Sivakasi: Tale of two teen boys who helped build cracker hub from scratch in this erstwhile nowhere town

By the time they reached their teen, the boys were convinced of one thing: Their village was too small for their big dreams.
Around 2 lakh persons are directly employed in the firecracker sector of Sivakasi. (Photo | K K Sundar, EPS)
Around 2 lakh persons are directly employed in the firecracker sector of Sivakasi. (Photo | K K Sundar, EPS)

VIRUDHUNAGAR: When looked from an elevation on a summer day, Sivakasi village itself might seem to be boiling. The village was said to have been under the grip of a famine too.

It was in this village of unforgiving nature that A Shanmuga Nadar and P Ayya Nadar were born in 1903 and 1905 respectively to two brothers. By the time they reached their teen, the boys were convinced of one thing: Their village was too small for their big dreams.

However, instead of searching for greener pastures, the boys decided to make their own village ‘greener’, an irony that would slowly envelop the village over time.

The brothers did not have to wait for long for an opportunity to realise it.

It all started with news from Calcutta (today’s Kolkata), a city already teeming with numerous factories. The cousins were teenagers when they heard about a new industry in that far-away city: Matchstick manufacturing.

They listened with avid interest as their relative Chinna Nadar told them about the potential it has.

The cousins could not dismiss the news as tall tales. In their indefatigable minds, a grand plan was already in the making.

Armed with a few rupees and fewer Bengali words, the boys set out on their journey to the pre-independence West Bengal in 1922. After much struggle, they landed jobs in a matchstick-manufacturing unit in Calcutta.

To their dismay, however, they were put in the packaging section; they had no means to learn the art. But as luck would have it, they chanced upon a register that kept the record of the quantity of chemicals used on a given day. From this, they worked out the composition of the fast-burning powder.

Sivakasi to Calcutta, a journey beyond big

After eight months in Calcutta, the duo returned to their village and established the first match-works unit in Sivakasi in 1923. They had even imported a machine from Germany to fully automate the process.

However, the youth soon realised the advantage of turning their unit into a cottage industry using the large labour force readily available in their village.

They sold the machine, broke down the process into several stages, and trained their first batch of employees.

Their decision laid the foundation for Sivakasi as an industrial town.

The similarity between matchstick and firecracker manufacturing prompted them to set out on their second trip to Calcutta in the 1930s to learn the nitty-gritty of cracker making, said Ashokan, an industrialist from the town.

“They established the first cracker unit in Sivakasi soon after their return,” he added.

Their unit was able to churn out crackers cheaply, an advantage the cottage industry had over mechanised one.

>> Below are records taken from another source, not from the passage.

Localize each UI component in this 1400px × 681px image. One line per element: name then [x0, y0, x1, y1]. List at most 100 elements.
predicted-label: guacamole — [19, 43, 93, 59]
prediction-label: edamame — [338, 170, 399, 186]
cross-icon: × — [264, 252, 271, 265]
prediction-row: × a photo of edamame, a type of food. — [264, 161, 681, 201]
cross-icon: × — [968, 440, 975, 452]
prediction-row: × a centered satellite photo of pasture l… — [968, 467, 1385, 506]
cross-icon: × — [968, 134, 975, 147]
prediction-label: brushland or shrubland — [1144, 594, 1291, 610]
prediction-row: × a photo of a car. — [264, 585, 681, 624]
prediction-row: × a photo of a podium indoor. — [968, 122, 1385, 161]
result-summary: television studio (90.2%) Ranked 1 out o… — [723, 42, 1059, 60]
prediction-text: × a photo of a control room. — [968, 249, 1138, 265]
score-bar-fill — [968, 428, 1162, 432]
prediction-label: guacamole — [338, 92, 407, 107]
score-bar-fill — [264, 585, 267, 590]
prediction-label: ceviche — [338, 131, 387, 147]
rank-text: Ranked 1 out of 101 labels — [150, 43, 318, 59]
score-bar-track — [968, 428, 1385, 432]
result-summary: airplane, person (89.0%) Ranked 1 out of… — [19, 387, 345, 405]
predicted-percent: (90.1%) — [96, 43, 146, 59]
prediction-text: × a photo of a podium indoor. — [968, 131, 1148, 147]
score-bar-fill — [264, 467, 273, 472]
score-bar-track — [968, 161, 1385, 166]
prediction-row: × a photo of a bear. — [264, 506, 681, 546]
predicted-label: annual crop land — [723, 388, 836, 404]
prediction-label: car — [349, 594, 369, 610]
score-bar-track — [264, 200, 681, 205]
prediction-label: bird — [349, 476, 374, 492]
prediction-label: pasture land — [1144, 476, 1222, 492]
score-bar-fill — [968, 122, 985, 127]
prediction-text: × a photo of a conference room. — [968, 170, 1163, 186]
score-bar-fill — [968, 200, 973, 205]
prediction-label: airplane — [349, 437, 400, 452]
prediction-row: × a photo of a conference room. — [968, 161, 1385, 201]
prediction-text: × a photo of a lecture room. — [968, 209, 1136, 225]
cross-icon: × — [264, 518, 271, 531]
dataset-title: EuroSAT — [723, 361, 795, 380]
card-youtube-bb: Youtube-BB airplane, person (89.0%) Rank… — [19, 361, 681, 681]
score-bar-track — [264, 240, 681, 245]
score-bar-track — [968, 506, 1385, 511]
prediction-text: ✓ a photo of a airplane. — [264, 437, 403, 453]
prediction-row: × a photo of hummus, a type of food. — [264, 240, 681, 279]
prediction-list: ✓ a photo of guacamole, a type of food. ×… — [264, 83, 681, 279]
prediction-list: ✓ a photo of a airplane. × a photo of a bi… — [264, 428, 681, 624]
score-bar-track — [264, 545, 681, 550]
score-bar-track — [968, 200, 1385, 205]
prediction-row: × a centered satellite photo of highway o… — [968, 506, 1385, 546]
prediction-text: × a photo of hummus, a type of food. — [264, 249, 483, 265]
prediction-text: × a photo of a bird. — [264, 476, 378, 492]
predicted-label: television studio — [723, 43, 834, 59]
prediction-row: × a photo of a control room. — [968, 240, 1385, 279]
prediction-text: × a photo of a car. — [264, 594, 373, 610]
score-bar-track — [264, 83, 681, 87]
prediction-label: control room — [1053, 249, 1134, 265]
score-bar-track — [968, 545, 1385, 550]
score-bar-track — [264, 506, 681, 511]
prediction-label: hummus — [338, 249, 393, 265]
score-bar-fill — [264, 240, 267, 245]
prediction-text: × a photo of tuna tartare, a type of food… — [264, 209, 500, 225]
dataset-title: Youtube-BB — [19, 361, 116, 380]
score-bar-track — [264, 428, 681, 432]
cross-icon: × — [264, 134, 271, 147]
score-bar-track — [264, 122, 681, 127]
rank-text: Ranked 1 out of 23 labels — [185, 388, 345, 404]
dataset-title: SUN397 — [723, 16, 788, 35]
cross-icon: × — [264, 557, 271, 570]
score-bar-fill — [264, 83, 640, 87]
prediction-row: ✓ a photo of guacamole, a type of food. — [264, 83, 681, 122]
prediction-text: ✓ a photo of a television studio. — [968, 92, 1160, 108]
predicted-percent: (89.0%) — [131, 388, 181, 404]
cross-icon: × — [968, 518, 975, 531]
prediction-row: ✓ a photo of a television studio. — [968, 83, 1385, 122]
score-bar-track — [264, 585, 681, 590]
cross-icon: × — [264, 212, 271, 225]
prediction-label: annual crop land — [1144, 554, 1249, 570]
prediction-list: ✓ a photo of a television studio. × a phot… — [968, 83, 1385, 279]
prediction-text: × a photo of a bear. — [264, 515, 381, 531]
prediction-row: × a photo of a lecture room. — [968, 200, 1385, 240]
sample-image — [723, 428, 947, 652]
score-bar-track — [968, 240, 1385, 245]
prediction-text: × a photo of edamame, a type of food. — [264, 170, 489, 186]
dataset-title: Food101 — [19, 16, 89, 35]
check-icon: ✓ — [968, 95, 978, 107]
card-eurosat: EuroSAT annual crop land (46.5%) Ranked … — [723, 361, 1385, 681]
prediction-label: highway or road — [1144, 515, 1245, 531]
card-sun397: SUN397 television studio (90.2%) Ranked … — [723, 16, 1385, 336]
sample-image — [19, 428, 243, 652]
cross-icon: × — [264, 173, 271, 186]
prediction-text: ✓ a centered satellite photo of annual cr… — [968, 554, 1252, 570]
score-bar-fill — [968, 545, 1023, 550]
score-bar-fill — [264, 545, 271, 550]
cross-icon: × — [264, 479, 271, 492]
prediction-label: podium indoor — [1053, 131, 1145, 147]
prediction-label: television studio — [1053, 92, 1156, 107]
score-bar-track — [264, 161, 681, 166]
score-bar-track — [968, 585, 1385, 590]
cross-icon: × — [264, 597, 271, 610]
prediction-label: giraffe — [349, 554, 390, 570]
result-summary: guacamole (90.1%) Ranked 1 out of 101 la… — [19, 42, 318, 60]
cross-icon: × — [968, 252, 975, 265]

The domestic cracker industry was given a shot in the arm when the Government of India restricted the import of explosives during the Second World War.

With the end of the war came Independence and resumption of raw material supply, spurring the industry to grow even bigger.

Riding on the hard work of Sivakasi workers and the steady demand from across an independent India, the cracker and match-stick manufacturing in the town boomed over the next several decades.

It is said that Jawaharlal Nehru once likened the industrious people of Sivakasi to those of Japan and called the town ‘Kutty Japan’.

However, the industry is now staring into a bleak future. Unit owners said the bans on crackers by many States and courts during the festival season, with pollution cited as a reason, have snuffed out the spirit of manufacturers, dealers, traders, and labourers.